Então, "a ADS nos mostrou a necessidade de ‘primeiro, lutar para apresentar a nossa credibilidade’. O que foi feito e logo complementado com uma abordagem direta com a imprensa. Precisávamos de legitimidade porque, qualquer empresário que contrate nossos serviços, terá de nos abrir a empresa, nos dar conhecimento de todos os seus problemas. Nós trabalhamos para empresa, não para os profissionais.

"Essa idéia foi divulgada por meio de artigos e de palestras. Esse aspecto de ajudar a conceituar o nível de serviços que prestávamos, foi muito aproveitado pela concorrência" – prosseguiu Cabrera. "Em 1975, quando montamos a primeira empresa, existiam somente duas grandes empresas de contratação. Hoje temos as internacionais menos uma, isto é, sete e, no mínimo, 16 brasileiras.
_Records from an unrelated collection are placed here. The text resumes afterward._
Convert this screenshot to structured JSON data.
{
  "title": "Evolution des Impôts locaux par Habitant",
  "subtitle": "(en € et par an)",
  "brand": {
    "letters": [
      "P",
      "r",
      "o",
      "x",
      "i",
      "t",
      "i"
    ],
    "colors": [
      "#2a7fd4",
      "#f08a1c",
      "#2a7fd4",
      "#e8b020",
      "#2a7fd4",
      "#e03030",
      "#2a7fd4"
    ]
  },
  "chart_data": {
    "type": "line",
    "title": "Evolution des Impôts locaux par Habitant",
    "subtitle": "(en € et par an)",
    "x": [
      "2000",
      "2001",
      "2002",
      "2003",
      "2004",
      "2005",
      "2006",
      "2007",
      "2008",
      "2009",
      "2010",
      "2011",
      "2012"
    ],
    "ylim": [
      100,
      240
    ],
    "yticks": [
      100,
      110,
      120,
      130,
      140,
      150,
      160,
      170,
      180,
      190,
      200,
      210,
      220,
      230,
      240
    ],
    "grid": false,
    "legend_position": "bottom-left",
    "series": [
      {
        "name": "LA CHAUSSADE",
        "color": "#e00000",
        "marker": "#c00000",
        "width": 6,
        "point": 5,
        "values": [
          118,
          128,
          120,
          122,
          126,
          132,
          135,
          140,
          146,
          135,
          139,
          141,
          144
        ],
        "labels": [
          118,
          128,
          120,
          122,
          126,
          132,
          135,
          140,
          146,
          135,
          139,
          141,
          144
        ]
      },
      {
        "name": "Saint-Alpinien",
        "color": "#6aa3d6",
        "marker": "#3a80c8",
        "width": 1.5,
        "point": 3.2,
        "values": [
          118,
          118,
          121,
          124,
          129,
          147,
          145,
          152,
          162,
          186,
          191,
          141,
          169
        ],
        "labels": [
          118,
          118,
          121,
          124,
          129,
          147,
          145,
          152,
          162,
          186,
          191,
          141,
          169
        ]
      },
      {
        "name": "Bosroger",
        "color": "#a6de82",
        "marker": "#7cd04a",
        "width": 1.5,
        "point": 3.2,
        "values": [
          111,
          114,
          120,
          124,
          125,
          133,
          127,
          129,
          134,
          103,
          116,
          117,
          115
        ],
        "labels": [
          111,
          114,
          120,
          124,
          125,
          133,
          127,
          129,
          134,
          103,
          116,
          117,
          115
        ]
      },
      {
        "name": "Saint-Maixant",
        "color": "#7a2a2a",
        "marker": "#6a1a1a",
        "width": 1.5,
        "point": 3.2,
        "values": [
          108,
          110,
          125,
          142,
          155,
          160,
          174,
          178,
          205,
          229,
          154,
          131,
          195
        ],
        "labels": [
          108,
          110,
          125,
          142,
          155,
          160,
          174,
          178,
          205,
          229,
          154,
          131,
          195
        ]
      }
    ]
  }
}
"Dez anos depois da criação de nossa primeira empresa, revendo com o Panelli e o Mota, nossas atividades iniciais, ocorreu-nos indagar do motivo e do critério pelos quais contratamos uma empresa de Relações Públicas. E chegamos a algumas conclusões: primeiro, tínhamos inteira confiança no profissional ao qual revelávamos nossa incompetência; segundo, reconhecíamos à empresa a capacidade de compreender e respeitar a nossa cultura profissional; terceiro, procurávamos alguém que tivesse não só a capacidade mas também a paciência de nos orientar: que tivesse eficiência e ainda eficácia; que tivesse uma boa metodologia e fosse eficaz, isto é, chegasse a bons resultados.
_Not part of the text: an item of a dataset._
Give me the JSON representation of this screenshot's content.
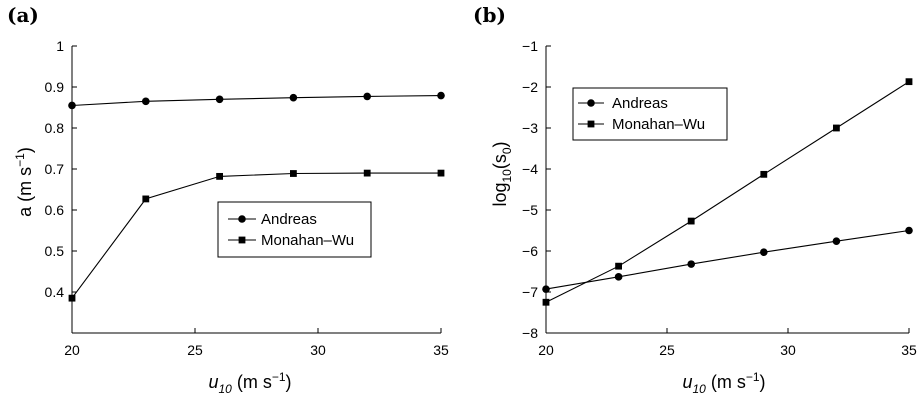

"Para os profissionais de Relações Públicas" – conclui Cabrera – "gostaríamos de observar que estão no limiar de uma intensificação da profissionalização. Por isso, devem-se manter alerta para se tornarem prestadores de serviços. E, acima de tudo para não se deixarem vincular ao sistema de formação de alianças ligadas ao poder, o que seria apenas prestação de favores".
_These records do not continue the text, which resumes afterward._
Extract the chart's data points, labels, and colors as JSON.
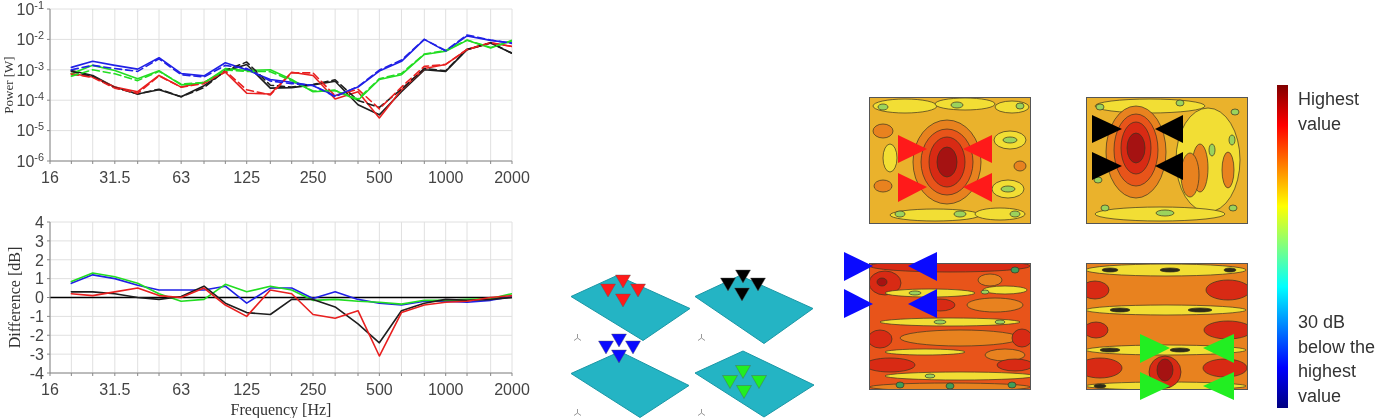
{
  "chart_data": [
    {
      "type": "line",
      "ylabel": "Power [W]",
      "x": [
        20,
        25,
        31.5,
        40,
        50,
        63,
        80,
        100,
        125,
        160,
        200,
        250,
        315,
        400,
        500,
        630,
        800,
        1000,
        1250,
        1600,
        2000
      ],
      "xlim": [
        16,
        2000
      ],
      "ylim": [
        1e-06,
        0.1
      ],
      "xticks": [
        16,
        {
          "value": 20,
          "label": null
        },
        {
          "value": 25,
          "label": null
        },
        31.5,
        {
          "value": 40,
          "label": null
        },
        {
          "value": 50,
          "label": null
        },
        63,
        {
          "value": 80,
          "label": null
        },
        {
          "value": 100,
          "label": null
        },
        125,
        {
          "value": 160,
          "label": null
        },
        {
          "value": 200,
          "label": null
        },
        250,
        {
          "value": 315,
          "label": null
        },
        {
          "value": 400,
          "label": null
        },
        500,
        {
          "value": 630,
          "label": null
        },
        {
          "value": 800,
          "label": null
        },
        1000,
        {
          "value": 1250,
          "label": null
        },
        {
          "value": 1600,
          "label": null
        },
        2000
      ],
      "yticks": [
        {
          "value": 1e-06,
          "label": "10$^{-6}$"
        },
        {
          "value": 1e-05,
          "label": "10$^{-5}$"
        },
        {
          "value": 0.0001,
          "label": "10$^{-4}$"
        },
        {
          "value": 0.001,
          "label": "10$^{-3}$"
        },
        {
          "value": 0.01,
          "label": "10$^{-2}$"
        },
        {
          "value": 0.1,
          "label": "10$^{-1}$"
        }
      ],
      "log": "xy",
      "grid": true,
      "line_style": "solid",
      "series": [
        {
          "color": "#1e1e1e",
          "values": [
            0.00095,
            0.00065,
            0.00027,
            0.00016,
            0.00022,
            0.00013,
            0.0003,
            0.00089,
            0.0015,
            0.00025,
            0.00026,
            0.00032,
            0.00042,
            7.1e-05,
            3.3e-05,
            0.00019,
            0.001,
            0.00089,
            0.0046,
            0.0076,
            0.0035
          ]
        },
        {
          "color": "#e82020",
          "values": [
            0.00076,
            0.00058,
            0.00027,
            0.00019,
            0.00065,
            0.00027,
            0.00039,
            0.00083,
            0.00017,
            0.00016,
            0.00083,
            0.00065,
            0.00011,
            0.00019,
            2.6e-05,
            0.00022,
            0.0011,
            0.0015,
            0.0046,
            0.0076,
            0.0059
          ]
        },
        {
          "color": "#22dd22",
          "values": [
            0.00074,
            0.0014,
            0.00095,
            0.00051,
            0.00093,
            0.00032,
            0.00037,
            0.0011,
            0.00095,
            0.001,
            0.00048,
            0.00019,
            0.00021,
            0.0001,
            0.00048,
            0.00069,
            0.0032,
            0.0041,
            0.0093,
            0.0052,
            0.0093
          ]
        },
        {
          "color": "#2020e6",
          "values": [
            0.0012,
            0.0019,
            0.0014,
            0.00105,
            0.0025,
            0.00076,
            0.00063,
            0.0017,
            0.001,
            0.00048,
            0.00039,
            0.0003,
            0.00014,
            0.00027,
            0.00091,
            0.0019,
            0.01,
            0.0041,
            0.013,
            0.0093,
            0.0076
          ]
        },
        {
          "color": "#1e1e1e",
          "line_style": "dashed",
          "values": [
            0.00089,
            0.0006,
            0.00026,
            0.00016,
            0.00023,
            0.00013,
            0.00026,
            0.00095,
            0.0018,
            0.00031,
            0.00027,
            0.00033,
            0.00047,
            9.8e-05,
            5.8e-05,
            0.00023,
            0.0011,
            0.00093,
            0.0047,
            0.0078,
            0.0035
          ]
        },
        {
          "color": "#e82020",
          "line_style": "dashed",
          "values": [
            0.00072,
            0.00056,
            0.00025,
            0.00017,
            0.00063,
            0.00027,
            0.00035,
            0.00091,
            0.00022,
            0.00015,
            0.00079,
            0.00079,
            0.00014,
            0.00023,
            5.2e-05,
            0.00027,
            0.0013,
            0.0015,
            0.0047,
            0.0078,
            0.0058
          ]
        },
        {
          "color": "#22dd22",
          "line_style": "dashed",
          "values": [
            0.00062,
            0.001,
            0.00074,
            0.00044,
            0.00089,
            0.00034,
            0.00038,
            0.00098,
            0.00089,
            0.00087,
            0.00044,
            0.0002,
            0.00021,
            0.00011,
            0.00051,
            0.00076,
            0.0033,
            0.0043,
            0.0095,
            0.0054,
            0.0089
          ]
        },
        {
          "color": "#2020e6",
          "line_style": "dashed",
          "values": [
            0.001,
            0.0014,
            0.0011,
            0.00089,
            0.0023,
            0.00069,
            0.00058,
            0.0014,
            0.0011,
            0.00043,
            0.00035,
            0.00031,
            0.00013,
            0.00028,
            0.00098,
            0.0021,
            0.01,
            0.0043,
            0.014,
            0.0095,
            0.0074
          ]
        }
      ]
    },
    {
      "type": "line",
      "xlabel": "Frequency [Hz]",
      "ylabel": "Difference [dB]",
      "x": [
        20,
        25,
        31.5,
        40,
        50,
        63,
        80,
        100,
        125,
        160,
        200,
        250,
        315,
        400,
        500,
        630,
        800,
        1000,
        1250,
        1600,
        2000
      ],
      "xlim": [
        16,
        2000
      ],
      "ylim": [
        -4,
        4
      ],
      "xticks": [
        16,
        {
          "value": 20,
          "label": null
        },
        {
          "value": 25,
          "label": null
        },
        31.5,
        {
          "value": 40,
          "label": null
        },
        {
          "value": 50,
          "label": null
        },
        63,
        {
          "value": 80,
          "label": null
        },
        {
          "value": 100,
          "label": null
        },
        125,
        {
          "value": 160,
          "label": null
        },
        {
          "value": 200,
          "label": null
        },
        250,
        {
          "value": 315,
          "label": null
        },
        {
          "value": 400,
          "label": null
        },
        500,
        {
          "value": 630,
          "label": null
        },
        {
          "value": 800,
          "label": null
        },
        1000,
        {
          "value": 1250,
          "label": null
        },
        {
          "value": 1600,
          "label": null
        },
        2000
      ],
      "yticks": [
        -4,
        -3,
        -2,
        -1,
        0,
        1,
        2,
        3,
        4
      ],
      "log": "x",
      "grid": true,
      "line_style": "solid",
      "ref_lines": [
        {
          "axis": "y",
          "value": 0,
          "color": "#000000"
        }
      ],
      "series": [
        {
          "color": "#2020e6",
          "values": [
            0.75,
            1.2,
            1.0,
            0.65,
            0.4,
            0.4,
            0.4,
            0.6,
            -0.3,
            0.5,
            0.5,
            -0.05,
            0.3,
            -0.1,
            -0.3,
            -0.4,
            -0.2,
            -0.2,
            -0.25,
            -0.15,
            0.05
          ]
        },
        {
          "color": "#22dd22",
          "values": [
            0.85,
            1.3,
            1.1,
            0.75,
            0.2,
            -0.2,
            -0.1,
            0.7,
            0.3,
            0.6,
            0.4,
            -0.15,
            -0.1,
            -0.2,
            -0.25,
            -0.35,
            -0.15,
            -0.15,
            -0.1,
            -0.05,
            0.2
          ]
        },
        {
          "color": "#1e1e1e",
          "values": [
            0.3,
            0.3,
            0.2,
            0.0,
            -0.1,
            0.05,
            0.6,
            -0.3,
            -0.8,
            -0.9,
            -0.1,
            -0.1,
            -0.5,
            -1.4,
            -2.4,
            -0.7,
            -0.3,
            -0.1,
            -0.15,
            -0.1,
            0.0
          ]
        },
        {
          "color": "#e82020",
          "values": [
            0.2,
            0.1,
            0.3,
            0.5,
            0.1,
            0.0,
            0.5,
            -0.4,
            -1.0,
            0.4,
            0.2,
            -0.9,
            -1.1,
            -0.7,
            -3.1,
            -0.8,
            -0.4,
            -0.25,
            -0.2,
            0.0,
            0.1
          ]
        }
      ]
    },
    {
      "type": "other",
      "annotations": [
        "Highest value",
        "30 dB below the highest value"
      ]
    }
  ]
}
CONTRATAÇÃO DE EMPRESA DE RELAÇÕES PÚBLICAS

"A empresa de Relações Públicas deve ser contratada como uma assessoria externa, praticamente nos mesmos moldes de uma auditoria contábil, uma consultoria administrativa, uma consultoria de engenharia ou assessoria técnica em outras áreas especializadas" – opina Valentin Lorenzetti, presidente da ABERP.

A remuneração de uma empresa de Relações Públicas é estabelecida com base no tempo de seu pessoal envolvido no trabalho proposto e pode ter duas formas: um fee global fixo e o time of staff, com honorários variáveis, de acordo com os trabalhos executados.

"Alguns pontos básicos devem ser levados em conta na contratação de uma empresa de Relações Públicas", acrescentou. "Que seja legalmente constituída; que tenha estrutura mínima, recomendada pela ABERP para auditoria social; recomendação de pesquisas de opinião, assessoria na definição de questionários, análise e interpretação de resultados e recomendação de procedimentos; definição de objetivos institucionais e criação de planos de Relações Públicas para realizar o Marketing Institucional do cliente; assessoria em procedimentos políticos, administrativos e protocolares com repercussão na opinião pública; recomendação e orientação de programas comunitários; criação de canais de comunicação com os diferentes públicos, com o objetivo de informar e/ou esclarecer; relacionamento coma imprensa para estabelecer um adequado canal de comunicação com os clientes".

Originalmente publicado no Catálogo Brasileiro de Profissionais de Relações Públicas, São Paulo, v. 6, p. 6-10, 1984, editado pelo CONRERP 2ª Região – São Paulo/Paraná.